Afternoon on Zilly was passing by. For the first time in orbit, it was daylight and Eve had nothing to do. She sat in the cockpit, the room with the second-largest window, and gazed down at the planet’s surface. What war was going on down there? What monsters had evolved, with the sole intent of devouring one another, in the hours since the abominations from the lab had been collected? She wished now the Virgil had some sort of monitoring technology that would allow her to take a closer look at the surface. It did. She just didn’t have access to it. And to think that, just days before, she had truly thought herself the foremost person of importance on, or from, the planet Earth. It hit her now that she was in a vessel over which she operated no control. Her job was not to explore: it was to monitor. An A.I. could do that. Why didn’t the A.I. do that? Why was she there at all? The Virgil was perfectly capable of doing her job, and it didn’t demand a salary.
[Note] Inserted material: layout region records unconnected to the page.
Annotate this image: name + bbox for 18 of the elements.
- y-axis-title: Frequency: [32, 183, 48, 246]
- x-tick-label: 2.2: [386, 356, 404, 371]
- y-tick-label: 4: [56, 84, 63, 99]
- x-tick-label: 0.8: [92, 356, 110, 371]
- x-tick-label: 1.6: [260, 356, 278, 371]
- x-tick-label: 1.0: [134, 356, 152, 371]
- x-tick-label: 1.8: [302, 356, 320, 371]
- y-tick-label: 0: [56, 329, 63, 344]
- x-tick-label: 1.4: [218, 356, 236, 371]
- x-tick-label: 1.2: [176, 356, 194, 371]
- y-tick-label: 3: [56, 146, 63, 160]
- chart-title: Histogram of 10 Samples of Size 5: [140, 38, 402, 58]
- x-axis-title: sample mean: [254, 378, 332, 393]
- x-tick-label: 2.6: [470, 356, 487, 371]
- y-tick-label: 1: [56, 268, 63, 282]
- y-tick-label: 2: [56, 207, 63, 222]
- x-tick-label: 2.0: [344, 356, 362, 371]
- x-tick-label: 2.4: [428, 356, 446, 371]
At any rate, she could only wonder about the ongoing turmoil on the surface. What did she know? She knew that Zilly was old. It was older than Earth by several billions of years. She knew that there were no signs of any previous types of life, or anything of any kind resembling the wormies. Was this the first time they had appeared on this ancient swamp? Had the drones failed to properly sterilize prior to entry, and brought with them some kind of contaminant? Had Virgil, and by extension Eve as the Monitor, ruined humanity’s chance of truly understanding the complex life cycle of an alien planet? All these conclusions were far too early to be made, she decided. After all, the dark side of Zilly had always, for the last sixteen years, wiped out any trace of its daily life. Given its ability to erase the past so entirely, maybe the planet had experienced countless introductions of new species. Maybe the next morning would bring a clean slate. Once the worm-infested side of the planet passed entirely into shadow, maybe everything would return to swampy normality. Normality. She should have stayed on Earth.
Eve was homesick. She didn’t know why, or even what for. There was nothing about Earth she missed, and nobody in particular. It was the sense of abandonment a college student feels after leaving a school she despised. It was the sense of loss after a distant, unloved relative dies. She didn’t like being out here. It was never quite real, and people gravitate towards the tangible.
* * * *
It was that night that she decided to try her luck re-entering the aft. She missed her pet cactus. For all she knew, the Virgil’s lockdown had flushed the plant right out into the cold. But at any rate the lockdown hadn’t ended yet, she was curious, and she’d been given override codes. Of course she had. That’s why she was here. The A.I. was still new. S.T.A.R.S. knew better than to give the Virgil total control of the mission. It was time Eve exercised her authority.
It was only a few minutes before she’d typed in the override commands and unlocked the aft. Readings were normal: it was safe for her to proceed inside. At least, as far as the air was concerned, it was safe. Upon physically entering the breached door, she was faced with a different reality. It was a jungle. The cactus, her pet plant which had been so small and fragile, was as big as the room. The window, her favorite opening to the mystery of the void, was blocked. The walls were covered in the heaving, brownish vines, each bristling with terrifying barbs. There were traces of frost throughout the room, and some of the extremities of the leafy vines were cracked, blackened, broken. The glance told Eve what had happened. The Virgil had locked down the room and, in order to remove the threat of the cactus, had attempted to eject it. But it had been too late. The vines had taken hold of the inner aft. Survival appeared to be a trademark of these reticent weeds, and even the A.I. couldn’t beat them.
But the Virgil hadn’t given up. The design of the ship was really magnificent, in that the drones were able to dock at openings with access to the air vents of any room. They had lifted the preserved worms – there were still hundreds of them after the battle of the lab – and dropped them through the vents of the aft. It was a seething, feasting horde she saw in front of her. The soily refuse of the worms was thickening on the floor, as the vermin grew fatter and fatter, larger and longer. For the first time in human history, Eve experienced a sight which was wholly otherworldly. Nothing recognizable remained within her frame of vision. For the first time, she admitted that she was frightened. She said it out loud to herself, and that was the worst sign of all.
Trusting in the Virgil, she shut the door to the aft and fled down the hall. She found herself stumbling toward the privy. It wasn’t a conscious knowledge that she needed to vomit, but her body knew better. Her mind knew what she’d seen, but her eyes, her organic receptacles and her fleshy brain, didn’t know what to do with the grotesque sight.
“I want to go to space.” She’d been lying. She had never really entertained the notion. Truth be told, she probably would have been happy working as a programmer for the rest of her natural life. Programming was numbers. It was cold and safe. Those words about space just seemed like the right thing to say to Drew, that night on the grassy hill. Grass. Clingy and wet. What if the Earth’s vegetation evolved to the level of ferocity it had achieved on Zilly? Eve didn’t really want to go back to Earth, now. She abhorred the very thought of stepping onto a ground filled with organic, seething life. The cold metal and comforting distance of Virgil’s A.I. was home, now. At least it couldn’t grow teeth before her eyes.